Best Practices
Testing cadence, measuring RTO and RPO, encryption, compliance, common pitfalls, cost optimization
Best Practices
The operational realities of running DR that actually works.
Test, Test, Test
The non-negotiable. Categorize your tests:
| Test | Cadence | What it proves |
|---|---|---|
| Verify backup completion | Daily, automated | Backup ran, completed, has reasonable size |
| Spot-check restore | Weekly | One random backup can be opened/parsed |
| Full restore drill | Monthly | End-to-end restore to a separate env; correctness verified |
| Component failover | Quarterly | DB failover, region failover, etc. |
| Full disaster GameDay | Quarterly | Multi-team coordinated drill |
| Tabletop exercise | Monthly | Walk through scenarios verbally without doing |
The cheapest test (tabletop) is the most overlooked. You'd be surprised what you learn just by talking through "what if X dies right now."
Measure What You Promise
Don't claim RTO/RPO numbers based on theory:
- After every drill, record the actual recovery time
- Track the trend over time
- If actual diverges from target, either fix or revise the target (don't keep lying)
- Communicate to stakeholders: "Tier-1 services have measured RTO of 12 minutes, RPO of 90 seconds, as of last drill on 2026-04-15."

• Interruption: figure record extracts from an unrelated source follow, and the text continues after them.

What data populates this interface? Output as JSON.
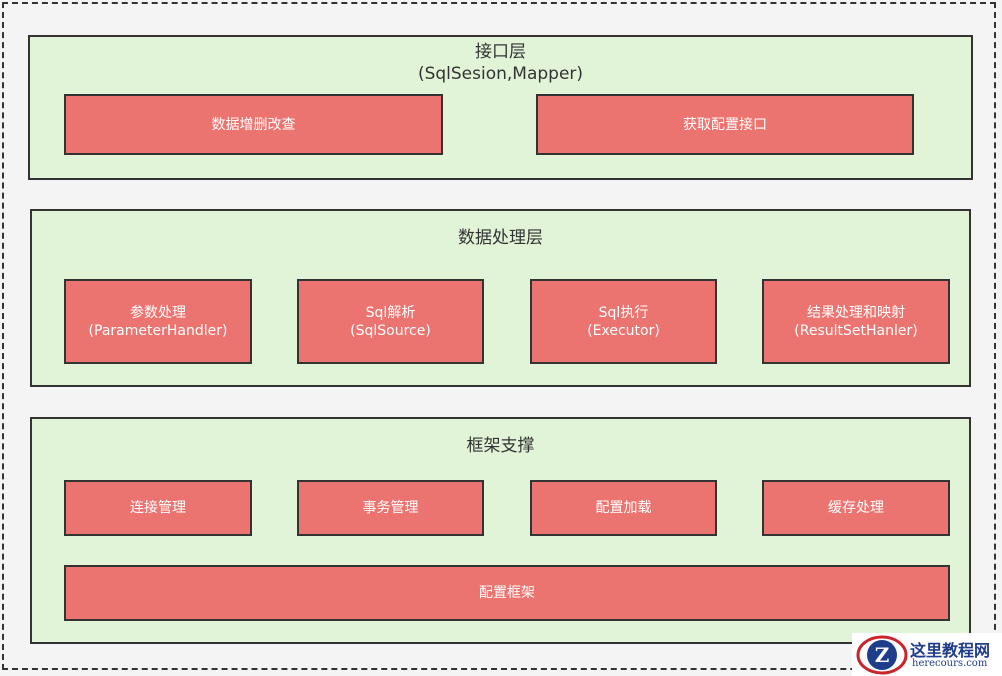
{
  "interface_layer": {
    "title": "接口层",
    "subtitle": "(SqlSesion,Mapper)",
    "boxes": [
      "数据增删改查",
      "获取配置接口"
    ]
  },
  "data_layer": {
    "title": "数据处理层",
    "boxes": [
      {
        "line1": "参数处理",
        "line2": "(ParameterHandler)"
      },
      {
        "line1": "Sql解析",
        "line2": "(SqlSource)"
      },
      {
        "line1": "Sql执行",
        "line2": "(Executor)"
      },
      {
        "line1": "结果处理和映射",
        "line2": "(ResultSetHanler)"
      }
    ]
  },
  "framework_layer": {
    "title": "框架支撑",
    "boxes": [
      "连接管理",
      "事务管理",
      "配置加载",
      "缓存处理"
    ],
    "bottom_box": "配置框架"
  },
  "watermark": {
    "name": "这里教程网",
    "url": "herecours.com"
  },
  "colors": {
    "layer_fill": "#e2f4d8",
    "box_fill": "#ec7470",
    "border": "#333333"
  }
}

This honesty changes conversations. Customers and auditors trust evidence-based numbers; aspirational numbers undermine trust.
Encryption
Backups are highly sensitive — they're all your data, in one place:
- Encrypt in transit: TLS for backup transport.
- Encrypt at rest: server-side (S3 SSE-KMS) and/or client-side (restic, age, custom).
- Key management: KMS-backed; don't store encryption keys with the backup.
- Test recovery of the encryption key: a backup you can't decrypt isn't a backup. Keep keys backed up separately.
Common failure: encrypted backups, key in same account as backup → key compromised, backup unusable. Use cross-account or cross-cloud key custody.
Compliance
Frameworks have specific DR requirements:
| Framework | Typical requirement |
|---|---|
| SOC 2 | Documented BCP/DR plan; tested; evidence retained |
| ISO 27001 | A.17 - Business continuity controls |
| HIPAA | Contingency plan; encryption of backups |
| PCI DSS 4.0 | Tested backup of CDE; offline backup for ransomware |
| GDPR / data sovereignty | Backups may need to stay in region; right-to-be-forgotten on restore |
Document:
- BCP narrative and runbooks
- Last drill date + results
- Backup retention matched to legal requirements
- Encryption methodology
- Access control list for backup systems
A clean DR practice is one of the easier compliance items to evidence.
Backup Hygiene
- Tags / labels on every backup linking to the source service. Without metadata, "what is this?" can't be answered.
- Naming conventions: include service, environment, date, type. Searchable.
- Inventory: a list of all backup locations + retention + RTO/RPO commitments. Maintained.
- Audit: who can access backups; who can delete; logged.
- Cost monitoring: backups are a sneaky cost line; tag them; report monthly.
Cost Optimization
Backups are often a top-10 cost line. Optimize:
- Lifecycle tiers: hot for recent, warm (IA) for monthly, cold (Glacier Deep) for yearly.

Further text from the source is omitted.